Der Wirklichkeit näher kommen

Wie findet man heraus, wie die Wirklichkeit aussieht? Kann man das überhaupt herausfinden oder sind wir alle in unseren Wahrnehmungsblasen gefangen? Nicht umsonst ist das eine der großen philosophischen Fragen, auch wenn wir das im Alltag gerne ausblenden und so tun, als wäre, das, was gerade wir wahrnehmen, die Wirklichkeit. Es ist hilfreich, sich davon ab und zu lösen und heraus zu finden, durch welche Filter man auf die Welt schaut.

Ich bin der Überzeugung, dass man der Wirklichkeit näher kommen kann.

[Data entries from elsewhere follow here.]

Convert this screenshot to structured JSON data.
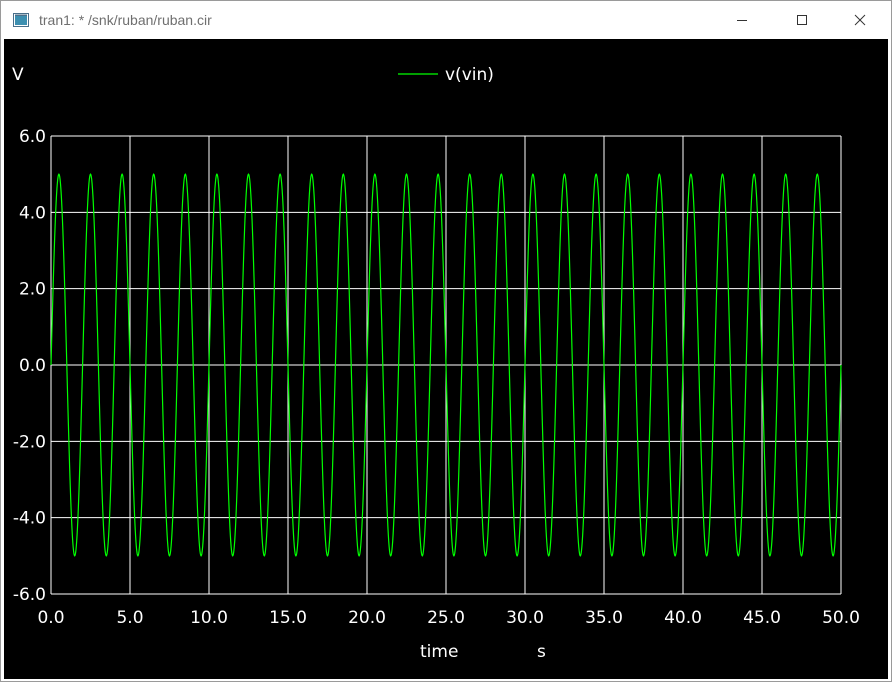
{
  "window": {
    "title": "tran1: * /snk/ruban/ruban.cir",
    "icons": [
      "app-icon",
      "minimize-icon",
      "maximize-icon",
      "close-icon"
    ]
  },
  "colors": {
    "background": "#000000",
    "grid": "#ffffff",
    "trace": "#00ff00",
    "text": "#ffffff"
  },
  "chart_data": {
    "type": "line",
    "ylabel": "V",
    "xlabel": "time",
    "xunit": "s",
    "xlim": [
      0,
      50
    ],
    "ylim": [
      -6,
      6
    ],
    "xticks": [
      "0.0",
      "5.0",
      "10.0",
      "15.0",
      "20.0",
      "25.0",
      "30.0",
      "35.0",
      "40.0",
      "45.0",
      "50.0"
    ],
    "yticks": [
      "6.0",
      "4.0",
      "2.0",
      "0.0",
      "-2.0",
      "-4.0",
      "-6.0"
    ],
    "grid": true,
    "legend_position": "top-center",
    "series": [
      {
        "name": "v(vin)",
        "color": "#00ff00",
        "waveform": "sine",
        "amplitude": 5,
        "offset": 0,
        "period": 2,
        "phase_deg": 0,
        "x_start": 0,
        "x_end": 50
      }
    ]
  }
}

Und zwar dann, wenn man das Kämpfen lässt. Wie in Hellblade ist es der Kampf selbst, der Widerstand, der den Horror und die Verwirrung entstehen lässt.

Was das Spiel für mich so großartig macht, ist, dass es am Ende eben nicht ein Sieg im Kampf ist, der Senua erlöst, sondern die Akzeptanz ihres Verlustes und das Loslassen. Sie erkennt ihr Trauma, versteht, dass sie keine Schuld trägt und dennoch ihren Geliebten nicht zurückbekommen kann. Das Spiel trägt eine echte Weisheit in sich.